Aber das Risiko, dass die gewaltsame Öffnung der Tür – wegen Ruhestörung!, wie Polizeipräsident Jantosch die keineswegs selbstverständliche Verletzung des Grundrechts auf Unversehrtheit der Wohnung begründete – bei einem verstörten Menschen zu unkalkulierbaren Reaktionen führen kann, hätten Fachleute mit Sicherheit beurteilen können. So eskalierte die Situation für die Beamten offensichtlich völlig überraschend.

Für die Polizeibeamten, das wurde in der Innenausschusssitzung deutlich, war der psychisch kranke Mann ein „Störer“. Andere als polizeiliche Maßnahmen, mit dem „Störer“ fertig zu werden, gehörten nicht zu ihren Handlungsoptionen.

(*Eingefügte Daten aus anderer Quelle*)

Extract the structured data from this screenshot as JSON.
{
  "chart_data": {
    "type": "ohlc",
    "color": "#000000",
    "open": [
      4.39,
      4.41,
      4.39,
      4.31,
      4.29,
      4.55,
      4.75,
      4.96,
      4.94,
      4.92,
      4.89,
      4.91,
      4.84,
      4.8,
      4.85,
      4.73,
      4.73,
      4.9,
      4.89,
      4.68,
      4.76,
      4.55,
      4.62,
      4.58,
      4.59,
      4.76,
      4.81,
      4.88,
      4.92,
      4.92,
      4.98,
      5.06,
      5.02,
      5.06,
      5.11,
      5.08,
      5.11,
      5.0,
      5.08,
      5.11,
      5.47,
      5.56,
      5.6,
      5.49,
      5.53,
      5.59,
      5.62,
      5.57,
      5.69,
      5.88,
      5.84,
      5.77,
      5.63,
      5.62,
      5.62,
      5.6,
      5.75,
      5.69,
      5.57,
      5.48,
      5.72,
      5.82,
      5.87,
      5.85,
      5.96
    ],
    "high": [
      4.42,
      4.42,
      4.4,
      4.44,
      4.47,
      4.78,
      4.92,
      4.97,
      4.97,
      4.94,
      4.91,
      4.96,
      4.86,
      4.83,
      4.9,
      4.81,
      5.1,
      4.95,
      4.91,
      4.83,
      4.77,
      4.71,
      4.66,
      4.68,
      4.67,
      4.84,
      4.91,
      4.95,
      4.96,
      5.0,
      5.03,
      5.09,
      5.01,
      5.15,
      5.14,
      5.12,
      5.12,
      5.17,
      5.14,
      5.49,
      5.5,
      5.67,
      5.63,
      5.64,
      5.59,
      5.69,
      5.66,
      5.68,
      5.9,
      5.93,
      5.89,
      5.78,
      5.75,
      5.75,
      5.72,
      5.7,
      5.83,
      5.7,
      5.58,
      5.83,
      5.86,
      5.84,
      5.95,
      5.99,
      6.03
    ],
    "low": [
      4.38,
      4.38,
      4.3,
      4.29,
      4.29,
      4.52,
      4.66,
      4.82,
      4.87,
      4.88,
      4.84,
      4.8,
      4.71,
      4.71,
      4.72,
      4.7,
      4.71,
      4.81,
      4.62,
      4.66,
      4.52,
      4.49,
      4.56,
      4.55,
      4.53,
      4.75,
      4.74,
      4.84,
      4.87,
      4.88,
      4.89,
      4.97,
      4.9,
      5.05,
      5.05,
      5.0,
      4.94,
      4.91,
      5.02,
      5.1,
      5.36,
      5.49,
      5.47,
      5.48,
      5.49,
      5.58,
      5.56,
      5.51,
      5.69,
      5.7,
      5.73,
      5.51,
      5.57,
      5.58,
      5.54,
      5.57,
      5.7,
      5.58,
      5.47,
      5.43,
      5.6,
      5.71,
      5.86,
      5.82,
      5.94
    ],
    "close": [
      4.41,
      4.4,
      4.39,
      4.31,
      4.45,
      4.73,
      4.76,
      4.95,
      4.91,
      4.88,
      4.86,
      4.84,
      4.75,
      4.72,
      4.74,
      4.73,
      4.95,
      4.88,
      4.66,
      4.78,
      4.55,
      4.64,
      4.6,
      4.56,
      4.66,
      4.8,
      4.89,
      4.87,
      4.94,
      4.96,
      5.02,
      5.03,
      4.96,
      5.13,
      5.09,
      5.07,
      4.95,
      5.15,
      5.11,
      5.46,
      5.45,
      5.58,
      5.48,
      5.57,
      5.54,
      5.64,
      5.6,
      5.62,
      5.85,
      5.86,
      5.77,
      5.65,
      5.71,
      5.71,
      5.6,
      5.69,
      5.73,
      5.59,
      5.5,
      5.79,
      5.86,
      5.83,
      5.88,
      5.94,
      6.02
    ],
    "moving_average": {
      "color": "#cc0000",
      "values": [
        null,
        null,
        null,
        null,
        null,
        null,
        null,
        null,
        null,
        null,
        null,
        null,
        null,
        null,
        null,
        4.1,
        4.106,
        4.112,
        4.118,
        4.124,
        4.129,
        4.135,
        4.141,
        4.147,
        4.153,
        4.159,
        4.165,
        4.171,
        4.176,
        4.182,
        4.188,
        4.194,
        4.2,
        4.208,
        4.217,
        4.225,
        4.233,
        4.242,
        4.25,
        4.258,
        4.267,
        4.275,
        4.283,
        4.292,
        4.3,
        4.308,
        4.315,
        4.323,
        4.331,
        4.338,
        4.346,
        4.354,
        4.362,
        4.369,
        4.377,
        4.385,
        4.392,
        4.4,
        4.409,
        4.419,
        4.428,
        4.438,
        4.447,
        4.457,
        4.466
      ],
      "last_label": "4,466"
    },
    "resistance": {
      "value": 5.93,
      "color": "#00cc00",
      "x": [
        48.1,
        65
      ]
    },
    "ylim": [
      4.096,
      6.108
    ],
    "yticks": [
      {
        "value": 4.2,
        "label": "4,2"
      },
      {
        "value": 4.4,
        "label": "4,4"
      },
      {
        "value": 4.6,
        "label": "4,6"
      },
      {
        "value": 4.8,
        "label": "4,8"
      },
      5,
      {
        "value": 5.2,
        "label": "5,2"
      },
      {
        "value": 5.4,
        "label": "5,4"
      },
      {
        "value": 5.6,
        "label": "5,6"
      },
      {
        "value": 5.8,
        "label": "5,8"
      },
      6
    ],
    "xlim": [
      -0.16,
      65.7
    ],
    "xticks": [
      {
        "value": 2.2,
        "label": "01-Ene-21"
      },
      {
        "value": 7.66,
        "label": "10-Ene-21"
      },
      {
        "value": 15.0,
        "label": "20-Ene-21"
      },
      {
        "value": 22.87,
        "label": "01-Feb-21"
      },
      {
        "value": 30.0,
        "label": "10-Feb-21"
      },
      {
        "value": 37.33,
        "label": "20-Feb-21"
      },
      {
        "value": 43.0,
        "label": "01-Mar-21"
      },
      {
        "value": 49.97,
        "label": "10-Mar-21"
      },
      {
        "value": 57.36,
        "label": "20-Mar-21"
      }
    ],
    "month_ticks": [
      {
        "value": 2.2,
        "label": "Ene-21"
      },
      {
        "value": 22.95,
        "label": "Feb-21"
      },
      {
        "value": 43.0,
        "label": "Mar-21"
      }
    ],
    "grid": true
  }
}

Dass es keine Dienstanweisung gibt, in solchen Krisensituationen Fachleute hinzuzuziehen, ist das eine. Ein weiteres (strukturelles) Problem liegt womöglich in der Umsetzung von Ausbildungsinhalten in die polizeiliche Praxis. Streifenbeamte haben in ihrer Ausbildung 25 Unterrichtseinheiten zum Thema „Umgang mit psychisch erkranken Personen“ absolviert. Fortbildungsveranstaltungen vermitteln, wie und in welchem Umfang, blieb unklar, ein einschlägiges „einsatzbezogenes Training“. Reicht das? Es gibt auch Dienstbesprechungen in den Revierwachen, die Fälle von psychisch kranken Menschen im Revier und den Umgang mit ihnen thematisieren, aber darüber kann die Innenbehörde schon keine genaueren Angaben mehr machen. Wie lernen junge Polizeibeamtinnen und -beamte, beim Einsatz in solchen Krisensituationen Maßnahmen zu ergreifen, die dem „jeweiligen Einzelfall“ tatsächlich angemessen sind? Über 10.000 Mal werden Polizisten in Hamburg jährlich wegen „Ruhestörung“ gerufen - Einsätze, die oft schwierig oder sehr schwierig sind, so manches Mal auch gefährlich, und immer ein sicheres Urteil erfordern.

Die Vertreter von Polizei und Innenbehörde beantworteten im Innenausschuss Fragen nach strukturellen Problemen und Defiziten eher ausweichend. Der Innenausschuss will nach Abschluss der Aufklärung des konkreten Falles erneut mögliche Schlussfolgerungen erörtern.